Kabid Pembudayaan Olahraga Dispora Kukar, Aji Muhammad Ari Junaidi, menegaskan bahwa Dispora siap menjadi fasilitator utama, sementara teknis pembinaan akan dilakukan oleh komunitas dan Induk Organisasi (Inorga) di bawah Kormi Kukar. Skema ini dirancang mudah agar kegiatan bisa tumbuh secara mandiri dari bawah.
“Dari tingkat RT sampai kecamatan, kalau mau gelar lomba enggrang, ketapel, gasing, atau panahan tradisional, langsung ajukan ke kami. Selama anggaran tersedia, fasilitas dan peralatan kami bantu,” tegas Ari.

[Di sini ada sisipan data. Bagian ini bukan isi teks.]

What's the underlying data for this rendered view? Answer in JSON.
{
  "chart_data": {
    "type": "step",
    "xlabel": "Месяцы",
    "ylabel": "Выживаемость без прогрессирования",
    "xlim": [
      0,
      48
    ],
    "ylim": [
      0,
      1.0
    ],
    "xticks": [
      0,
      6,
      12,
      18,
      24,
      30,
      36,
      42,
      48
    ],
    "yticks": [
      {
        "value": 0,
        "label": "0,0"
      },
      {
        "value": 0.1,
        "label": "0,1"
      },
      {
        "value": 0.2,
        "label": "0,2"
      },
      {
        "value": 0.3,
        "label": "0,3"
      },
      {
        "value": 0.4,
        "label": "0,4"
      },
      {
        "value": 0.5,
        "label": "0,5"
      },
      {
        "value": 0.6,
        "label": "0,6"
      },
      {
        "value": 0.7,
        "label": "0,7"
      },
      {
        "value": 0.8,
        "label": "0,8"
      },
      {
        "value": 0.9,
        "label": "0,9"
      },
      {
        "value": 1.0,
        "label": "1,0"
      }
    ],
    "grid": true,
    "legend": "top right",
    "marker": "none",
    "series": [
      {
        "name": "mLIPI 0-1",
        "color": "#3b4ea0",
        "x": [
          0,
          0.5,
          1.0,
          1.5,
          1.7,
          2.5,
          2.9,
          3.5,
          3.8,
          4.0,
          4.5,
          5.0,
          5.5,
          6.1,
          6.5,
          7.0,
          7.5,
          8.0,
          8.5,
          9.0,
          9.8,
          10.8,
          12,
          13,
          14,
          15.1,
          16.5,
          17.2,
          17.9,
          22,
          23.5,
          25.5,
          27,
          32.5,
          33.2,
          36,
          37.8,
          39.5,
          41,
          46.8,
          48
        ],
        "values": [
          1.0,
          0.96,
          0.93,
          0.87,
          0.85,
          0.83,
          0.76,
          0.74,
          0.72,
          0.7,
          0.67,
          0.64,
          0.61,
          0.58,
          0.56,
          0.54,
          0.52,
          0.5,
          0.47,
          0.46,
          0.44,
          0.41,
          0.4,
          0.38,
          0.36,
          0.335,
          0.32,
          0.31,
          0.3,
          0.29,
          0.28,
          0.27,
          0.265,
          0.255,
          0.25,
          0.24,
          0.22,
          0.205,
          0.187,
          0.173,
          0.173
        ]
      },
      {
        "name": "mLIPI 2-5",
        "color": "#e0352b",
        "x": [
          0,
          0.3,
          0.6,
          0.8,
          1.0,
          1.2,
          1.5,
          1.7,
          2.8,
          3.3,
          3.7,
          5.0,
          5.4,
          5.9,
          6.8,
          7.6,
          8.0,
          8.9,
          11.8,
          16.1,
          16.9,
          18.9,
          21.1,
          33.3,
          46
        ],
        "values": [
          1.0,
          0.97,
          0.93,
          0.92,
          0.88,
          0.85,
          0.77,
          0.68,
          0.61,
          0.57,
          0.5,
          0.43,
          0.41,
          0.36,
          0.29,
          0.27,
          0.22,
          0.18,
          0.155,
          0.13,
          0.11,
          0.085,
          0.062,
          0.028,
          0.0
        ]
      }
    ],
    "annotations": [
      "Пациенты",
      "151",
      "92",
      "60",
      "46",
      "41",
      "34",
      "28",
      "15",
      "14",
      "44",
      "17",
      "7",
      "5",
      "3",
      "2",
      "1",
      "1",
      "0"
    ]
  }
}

Semangat pelestarian ini memiliki alasan kuat. Setiap kecamatan memiliki ciri khas olahraga tradisional yang menjadi identitas komunitas lokal. Jika tidak dijaga, beberapa permainan ini terancam punah karena banyak anak muda yang tidak pernah mencobanya lagi.
Contohnya, Kecamatan Kota Bangun Darat dikenal kuat dengan permainan enggrang dan kelom panjang. Sementara itu, Sanga-sanga menjadi gudangnya para penembak ketapel pada berbagai event daerah. Kedua kecamatan ini memiliki potensi untuk menggelar event rutin setiap tahun.

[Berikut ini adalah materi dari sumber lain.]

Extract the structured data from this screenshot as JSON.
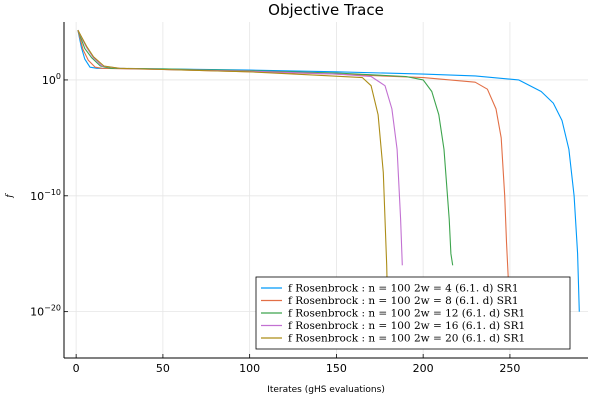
{
  "chart_data": {
    "type": "line",
    "title": "Objective Trace",
    "xlabel": "Iterates (gHS evaluations)",
    "ylabel": "f",
    "xlim": [
      -7,
      295
    ],
    "yscale": "log10",
    "ylim_exponent": [
      -24,
      5
    ],
    "x_ticks": [
      0,
      50,
      100,
      150,
      200,
      250
    ],
    "y_ticks_exponent": [
      0,
      -10,
      -20
    ],
    "y_tick_labels": [
      {
        "base": "10",
        "exp": "0"
      },
      {
        "base": "10",
        "exp": "−10"
      },
      {
        "base": "10",
        "exp": "−20"
      }
    ],
    "grid": true,
    "legend_position": "bottom-right",
    "series": [
      {
        "name": "f   Rosenbrock :  n = 100   2w = 4   (6.1. d)    SR1",
        "color": "#009AFA",
        "points": [
          [
            1,
            4.3
          ],
          [
            3,
            2.8
          ],
          [
            5,
            1.8
          ],
          [
            8,
            1.1
          ],
          [
            12,
            1.0
          ],
          [
            50,
            0.95
          ],
          [
            100,
            0.85
          ],
          [
            150,
            0.7
          ],
          [
            200,
            0.5
          ],
          [
            230,
            0.35
          ],
          [
            255,
            0.0
          ],
          [
            268,
            -1.0
          ],
          [
            275,
            -2.0
          ],
          [
            280,
            -3.5
          ],
          [
            284,
            -6
          ],
          [
            287,
            -10
          ],
          [
            289,
            -15
          ],
          [
            290,
            -20
          ]
        ]
      },
      {
        "name": "f   Rosenbrock :  n = 100   2w = 8   (6.1. d)    SR1",
        "color": "#E26F46",
        "points": [
          [
            1,
            4.3
          ],
          [
            4,
            2.6
          ],
          [
            7,
            1.7
          ],
          [
            11,
            1.1
          ],
          [
            15,
            1.0
          ],
          [
            50,
            0.9
          ],
          [
            100,
            0.7
          ],
          [
            150,
            0.5
          ],
          [
            200,
            0.2
          ],
          [
            230,
            -0.2
          ],
          [
            237,
            -0.8
          ],
          [
            242,
            -2.5
          ],
          [
            245,
            -5
          ],
          [
            247,
            -10
          ],
          [
            248,
            -14
          ],
          [
            249,
            -17
          ]
        ]
      },
      {
        "name": "f   Rosenbrock :  n = 100   2w = 12   (6.1. d)    SR1",
        "color": "#3DA44D",
        "points": [
          [
            1,
            4.3
          ],
          [
            5,
            2.7
          ],
          [
            9,
            1.9
          ],
          [
            14,
            1.2
          ],
          [
            20,
            1.0
          ],
          [
            50,
            0.95
          ],
          [
            100,
            0.8
          ],
          [
            150,
            0.6
          ],
          [
            190,
            0.3
          ],
          [
            200,
            0.0
          ],
          [
            205,
            -1.0
          ],
          [
            209,
            -3.0
          ],
          [
            212,
            -6
          ],
          [
            215,
            -12
          ],
          [
            216,
            -15
          ],
          [
            217,
            -16
          ]
        ]
      },
      {
        "name": "f   Rosenbrock :  n = 100   2w = 16   (6.1. d)    SR1",
        "color": "#C271D2",
        "points": [
          [
            1,
            4.3
          ],
          [
            6,
            2.8
          ],
          [
            10,
            1.9
          ],
          [
            15,
            1.2
          ],
          [
            25,
            1.0
          ],
          [
            50,
            0.9
          ],
          [
            100,
            0.75
          ],
          [
            150,
            0.5
          ],
          [
            170,
            0.3
          ],
          [
            178,
            -0.5
          ],
          [
            182,
            -2.5
          ],
          [
            185,
            -6
          ],
          [
            187,
            -12
          ],
          [
            188,
            -16
          ]
        ]
      },
      {
        "name": "f   Rosenbrock :  n = 100   2w = 20   (6.1. d)    SR1",
        "color": "#AC8D18",
        "points": [
          [
            1,
            4.3
          ],
          [
            6,
            2.9
          ],
          [
            10,
            2.0
          ],
          [
            16,
            1.2
          ],
          [
            25,
            1.0
          ],
          [
            50,
            0.9
          ],
          [
            100,
            0.7
          ],
          [
            140,
            0.4
          ],
          [
            165,
            0.2
          ],
          [
            170,
            -0.5
          ],
          [
            174,
            -3
          ],
          [
            177,
            -8
          ],
          [
            179,
            -16
          ],
          [
            180,
            -23
          ]
        ]
      }
    ]
  }
}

Samboja juga terkenal dengan panahan tradisional yang sering digelar di lapangan terbuka. Di wilayah tengah seperti Tenggarong, Loa Kulu, dan Sebulu, olahraga gasing masih bertahan dan kerap menjadi tontonan yang ramai.

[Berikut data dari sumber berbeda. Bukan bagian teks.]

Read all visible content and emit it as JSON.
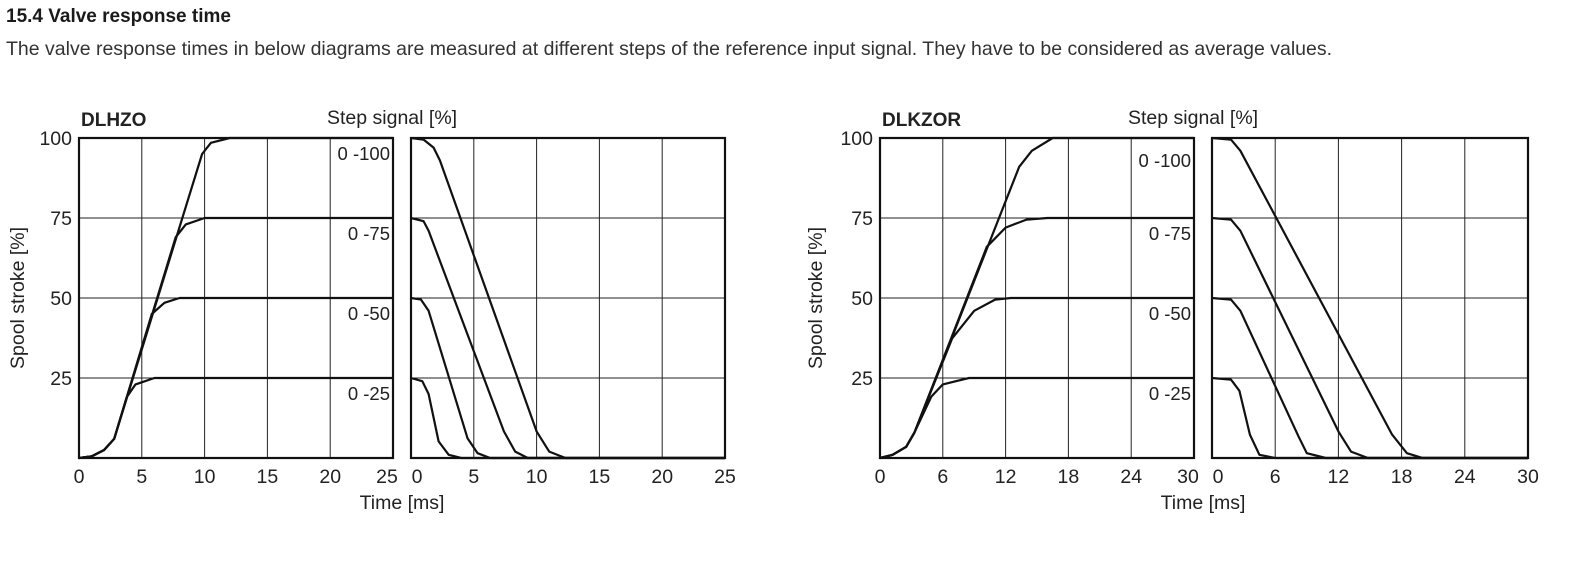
{
  "section": {
    "title": "15.4 Valve response time",
    "description": "The valve response times in below diagrams are measured at different steps of the reference input signal. They have to be  considered as average values."
  },
  "chart_data": [
    {
      "type": "line",
      "title": "DLHZO",
      "legend_title": "Step signal [%]",
      "xlabel": "Time [ms]",
      "ylabel": "Spool stroke [%]",
      "xlim": [
        0,
        25
      ],
      "ylim": [
        0,
        100
      ],
      "xticks": [
        0,
        5,
        10,
        15,
        20,
        25
      ],
      "yticks": [
        25,
        50,
        75,
        100
      ],
      "grid": true,
      "series_labels": [
        "0 -100",
        "0 -75",
        "0 -50",
        "0 -25"
      ],
      "rise": [
        {
          "name": "0 -100",
          "points": [
            [
              0,
              0
            ],
            [
              1,
              0.5
            ],
            [
              2,
              2.5
            ],
            [
              2.8,
              6
            ],
            [
              9.8,
              95
            ],
            [
              10.5,
              98.5
            ],
            [
              12,
              100
            ],
            [
              25,
              100
            ]
          ]
        },
        {
          "name": "0 -75",
          "points": [
            [
              0,
              0
            ],
            [
              1,
              0.5
            ],
            [
              2,
              2.5
            ],
            [
              2.8,
              6
            ],
            [
              7.7,
              69
            ],
            [
              8.5,
              73
            ],
            [
              10,
              75
            ],
            [
              25,
              75
            ]
          ]
        },
        {
          "name": "0 -50",
          "points": [
            [
              0,
              0
            ],
            [
              1,
              0.5
            ],
            [
              2,
              2.5
            ],
            [
              2.8,
              6
            ],
            [
              5.8,
              45
            ],
            [
              6.8,
              48.5
            ],
            [
              8,
              50
            ],
            [
              25,
              50
            ]
          ]
        },
        {
          "name": "0 -25",
          "points": [
            [
              0,
              0
            ],
            [
              1,
              0.5
            ],
            [
              2,
              2.5
            ],
            [
              2.8,
              6
            ],
            [
              3.8,
              19
            ],
            [
              4.5,
              23
            ],
            [
              6,
              25
            ],
            [
              25,
              25
            ]
          ]
        }
      ],
      "fall": [
        {
          "name": "0 -100",
          "points": [
            [
              0,
              100
            ],
            [
              1,
              99.5
            ],
            [
              1.8,
              97
            ],
            [
              2.3,
              93
            ],
            [
              10,
              8.3
            ],
            [
              11,
              2
            ],
            [
              12.3,
              0
            ],
            [
              25,
              0
            ]
          ]
        },
        {
          "name": "0 -75",
          "points": [
            [
              0,
              75
            ],
            [
              1,
              74
            ],
            [
              1.4,
              71
            ],
            [
              7.4,
              8.3
            ],
            [
              8.3,
              2
            ],
            [
              9.3,
              0
            ],
            [
              25,
              0
            ]
          ]
        },
        {
          "name": "0 -50",
          "points": [
            [
              0,
              50
            ],
            [
              0.8,
              49.5
            ],
            [
              1.4,
              46
            ],
            [
              4.5,
              6.2
            ],
            [
              5.3,
              1.5
            ],
            [
              6.3,
              0
            ],
            [
              25,
              0
            ]
          ]
        },
        {
          "name": "0 -25",
          "points": [
            [
              0,
              25
            ],
            [
              0.9,
              24
            ],
            [
              1.4,
              20
            ],
            [
              2.2,
              5.2
            ],
            [
              3,
              1
            ],
            [
              4,
              0
            ],
            [
              25,
              0
            ]
          ]
        }
      ]
    },
    {
      "type": "line",
      "title": "DLKZOR",
      "legend_title": "Step signal [%]",
      "xlabel": "Time [ms]",
      "ylabel": "Spool stroke [%]",
      "xlim": [
        0,
        30
      ],
      "ylim": [
        0,
        100
      ],
      "xticks": [
        0,
        6,
        12,
        18,
        24,
        30
      ],
      "yticks": [
        25,
        50,
        75,
        100
      ],
      "grid": true,
      "series_labels": [
        "0 -100",
        "0 -75",
        "0 -50",
        "0 -25"
      ],
      "rise": [
        {
          "name": "0 -100",
          "points": [
            [
              0,
              0
            ],
            [
              1.2,
              1
            ],
            [
              2.5,
              3.5
            ],
            [
              3.3,
              8
            ],
            [
              13.3,
              91
            ],
            [
              14.5,
              96
            ],
            [
              16.5,
              100
            ],
            [
              30,
              100
            ]
          ]
        },
        {
          "name": "0 -75",
          "points": [
            [
              0,
              0
            ],
            [
              1.2,
              1
            ],
            [
              2.5,
              3.5
            ],
            [
              3.3,
              8
            ],
            [
              10.2,
              66
            ],
            [
              12,
              72
            ],
            [
              14,
              74.5
            ],
            [
              16,
              75
            ],
            [
              30,
              75
            ]
          ]
        },
        {
          "name": "0 -50",
          "points": [
            [
              0,
              0
            ],
            [
              1.2,
              1
            ],
            [
              2.5,
              3.5
            ],
            [
              3.3,
              8
            ],
            [
              6.9,
              37.4
            ],
            [
              9,
              46
            ],
            [
              11,
              49.5
            ],
            [
              12.5,
              50
            ],
            [
              30,
              50
            ]
          ]
        },
        {
          "name": "0 -25",
          "points": [
            [
              0,
              0
            ],
            [
              1.2,
              1
            ],
            [
              2.5,
              3.5
            ],
            [
              3.3,
              8
            ],
            [
              4.9,
              19.2
            ],
            [
              6,
              23
            ],
            [
              8.5,
              25
            ],
            [
              30,
              25
            ]
          ]
        }
      ],
      "fall": [
        {
          "name": "0 -100",
          "points": [
            [
              0,
              100
            ],
            [
              1.8,
              99.5
            ],
            [
              2.7,
              96
            ],
            [
              17.1,
              7.3
            ],
            [
              18.5,
              1.5
            ],
            [
              20,
              0
            ],
            [
              30,
              0
            ]
          ]
        },
        {
          "name": "0 -75",
          "points": [
            [
              0,
              75
            ],
            [
              1.8,
              74.5
            ],
            [
              2.7,
              71
            ],
            [
              12,
              8.3
            ],
            [
              13.2,
              2
            ],
            [
              14.8,
              0
            ],
            [
              30,
              0
            ]
          ]
        },
        {
          "name": "0 -50",
          "points": [
            [
              0,
              50
            ],
            [
              1.8,
              49.5
            ],
            [
              2.7,
              46
            ],
            [
              8.2,
              6.8
            ],
            [
              9,
              1.5
            ],
            [
              10.8,
              0
            ],
            [
              30,
              0
            ]
          ]
        },
        {
          "name": "0 -25",
          "points": [
            [
              0,
              25
            ],
            [
              1.8,
              24.5
            ],
            [
              2.6,
              21
            ],
            [
              3.6,
              7.3
            ],
            [
              4.5,
              1
            ],
            [
              6,
              0
            ],
            [
              30,
              0
            ]
          ]
        }
      ]
    }
  ]
}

Tidak ketinggalan, Muara Jawa menyimpan tradisi lari balok dan belogo yang membutuhkan unsur fisik dan kelincahan. Kegiatan tersebut sering menjadi magnet warga saat perayaan Hari Kemerdekaan atau gelaran desa.
Ari menegaskan Dispora dan Kormi Kukar memiliki komitmen besar agar olahraga tradisional kembali populer, terutama di kalangan generasi muda.
“Olahraga tradisional bukan cuma permainan, tapi identitas dan kebanggaan Kukar,” ujarnya.
Dengan dukungan fasilitas serta semangat komunitas, tahun 2025–2026 diharapkan menjadi era kebangkitan olahraga tradisional di Kukar. Masyarakat tinggal mengajukan proposal, dan Dispora siap turun mendampingi.